Le choc géopolitique le plus important qui a lieu aujourd’hui concerne le contrôle des eaux de la région Asie-Pacifique. La Chine affirmera-t-elle de facto sa domination sur de grandes étendues de ces eaux grâce à sa puissance militaire croissante, et sera-t-elle donc en position de dicter des conditions à des États comme le Japon, le Vietnam et l’Australie? Ou les États-Unis et leurs alliés régionaux maintiendront-ils une présence compensatrice crédible?

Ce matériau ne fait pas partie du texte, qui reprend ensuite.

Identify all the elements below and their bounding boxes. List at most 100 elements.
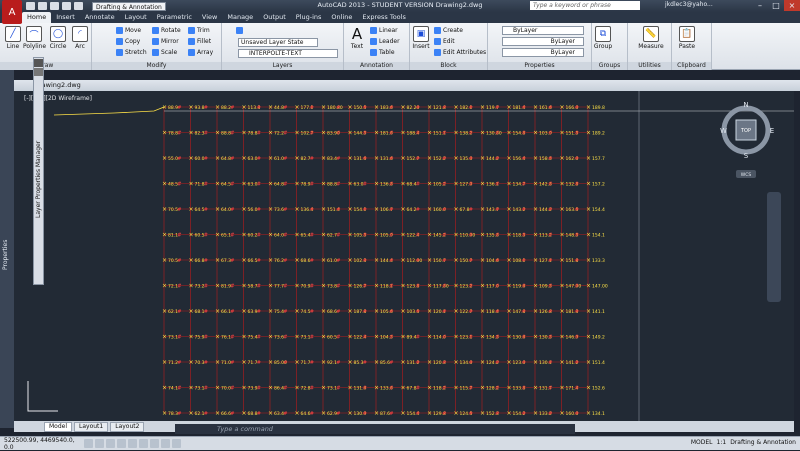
point-marker[interactable]: × [189,385,194,392]
point-marker[interactable]: × [348,104,353,111]
point-marker[interactable]: × [242,257,247,264]
point-marker[interactable]: × [586,334,591,341]
elevation-label[interactable]: 133.3 [592,258,605,264]
point-marker[interactable]: × [533,232,538,239]
point-marker[interactable]: × [374,385,379,392]
point-marker[interactable]: × [189,206,194,213]
point-marker[interactable]: × [586,283,591,290]
draw-panel-title[interactable]: Draw [0,62,91,70]
point-marker[interactable]: × [242,104,247,111]
point-marker[interactable]: × [401,181,406,188]
point-marker[interactable]: × [215,308,220,315]
ortho-toggle[interactable] [106,439,115,448]
point-marker[interactable]: × [268,308,273,315]
point-marker[interactable]: × [348,232,353,239]
point-marker[interactable]: × [401,334,406,341]
point-marker[interactable]: × [507,232,512,239]
point-marker[interactable]: × [586,130,591,137]
lwt-toggle[interactable] [172,439,181,448]
elevation-label[interactable]: 180.80 [327,105,343,111]
point-marker[interactable]: × [533,410,538,417]
tab-manage[interactable]: Manage [222,12,258,23]
elevation-label[interactable]: 117.80 [433,284,449,290]
point-marker[interactable]: × [189,334,194,341]
paste-tool[interactable]: 📋 Paste [676,26,698,50]
point-marker[interactable]: × [295,155,300,162]
elevation-label[interactable]: 149.2 [592,335,605,341]
point-marker[interactable]: × [348,155,353,162]
clipboard-panel-title[interactable]: Clipboard [672,62,711,70]
point-marker[interactable]: × [321,410,326,417]
point-marker[interactable]: × [162,334,167,341]
point-marker[interactable]: × [162,283,167,290]
application-menu-button[interactable]: A [2,0,22,24]
new-icon[interactable] [26,2,35,10]
workspace-selector[interactable]: Drafting & Annotation [92,1,166,11]
point-marker[interactable]: × [268,334,273,341]
elevation-label[interactable]: 189.2 [592,131,605,137]
point-marker[interactable]: × [295,232,300,239]
point-marker[interactable]: × [189,232,194,239]
properties-side-bar[interactable]: Properties [0,70,14,428]
point-marker[interactable]: × [533,334,538,341]
point-marker[interactable]: × [454,308,459,315]
point-marker[interactable]: × [480,308,485,315]
point-marker[interactable]: × [454,385,459,392]
point-marker[interactable]: × [242,359,247,366]
point-marker[interactable]: × [586,181,591,188]
point-marker[interactable]: × [162,181,167,188]
point-marker[interactable]: × [162,155,167,162]
point-marker[interactable]: × [454,359,459,366]
drawing-tab[interactable]: Drawing2.dwg [14,80,800,91]
point-marker[interactable]: × [480,104,485,111]
point-marker[interactable]: × [374,181,379,188]
fillet-button[interactable]: Fillet [188,37,211,46]
mirror-button[interactable]: Mirror [152,37,179,46]
elevation-label[interactable]: 147.00 [566,284,582,290]
point-marker[interactable]: × [162,130,167,137]
point-marker[interactable]: × [189,104,194,111]
point-marker[interactable]: × [242,385,247,392]
point-marker[interactable]: × [268,181,273,188]
point-marker[interactable]: × [162,104,167,111]
point-marker[interactable]: × [162,257,167,264]
point-marker[interactable]: × [586,232,591,239]
save-icon[interactable] [50,2,59,10]
point-marker[interactable]: × [427,181,432,188]
point-marker[interactable]: × [162,308,167,315]
point-marker[interactable]: × [348,410,353,417]
array-button[interactable]: Array [188,48,213,57]
point-marker[interactable]: × [321,104,326,111]
palette-close-icon[interactable] [34,59,43,67]
tab-layout2[interactable]: Layout2 [110,421,145,432]
create-block-button[interactable]: Create [434,26,463,35]
point-marker[interactable]: × [507,206,512,213]
point-marker[interactable]: × [586,104,591,111]
point-marker[interactable]: × [560,130,565,137]
layer-properties-palette[interactable]: Layer Properties Manager [33,57,44,285]
point-marker[interactable]: × [401,385,406,392]
point-marker[interactable]: × [507,308,512,315]
grid-toggle[interactable] [95,439,104,448]
point-marker[interactable]: × [189,410,194,417]
groups-panel-title[interactable]: Groups [592,62,627,70]
point-marker[interactable]: × [427,257,432,264]
scale-button[interactable]: Scale [152,48,177,57]
point-marker[interactable]: × [321,283,326,290]
tab-view[interactable]: View [197,12,222,23]
point-marker[interactable]: × [268,104,273,111]
point-marker[interactable]: × [321,232,326,239]
elevation-label[interactable]: 157.7 [592,156,605,162]
point-marker[interactable]: × [560,334,565,341]
point-marker[interactable]: × [427,385,432,392]
point-marker[interactable]: × [586,155,591,162]
point-marker[interactable]: × [162,359,167,366]
point-marker[interactable]: × [348,130,353,137]
point-marker[interactable]: × [454,181,459,188]
point-marker[interactable]: × [507,257,512,264]
point-marker[interactable]: × [507,155,512,162]
point-marker[interactable]: × [189,359,194,366]
close-icon[interactable]: × [784,0,800,11]
edit-block-button[interactable]: Edit [434,37,455,46]
layer-state-select[interactable]: Unsaved Layer State [238,38,318,47]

Dans ce contexte, le bombardier stratégique autrefois moribond – qui apparaissait autrefois comme un vestige de la stratégie nucléaire de la guerre froide – a refait surface. C’est parce que les distances qui s’étendent à travers le Pacifique exigent de gros avions avec la gamme correspondante. Et l’un de leurs rôles principaux sera l’un des plus anciens bombardiers lourds: couler des navires ennemis.

Même aux premiers jours de la puissance aérienne militaire, les grands bombardiers terrestres étaient considérés comme de puissantes plates-formes anti-navires. En 1921, l’avocat de la puissance aérienne Billy Mitchell a organisé une manifestation dans laquelle un bombardier de l’armée de l’air a attaqué le cuirassé allemand de la Première Guerre mondiale Ostfriesenland, qui avait été cédée aux États-Unis à titre de réparation de guerre.

Les quatre premières vagues de bombardiers qui ont attaqué le 20 juillet n’ont pas blessé l’armure supérieure du navire, mais des quasi-accidents ont provoqué des inondations dans les compartiments de sa coque. Puis la cinquième et la sixième vague du matin du 21 juillet employant de lourdes bombes de 1 000 et 2 000 livres ont fait irruption dans un trou qui a accéléré l’inondation, faisant couler le cuirassé à midi. Vous pouvez voir des images de l’attaque ici.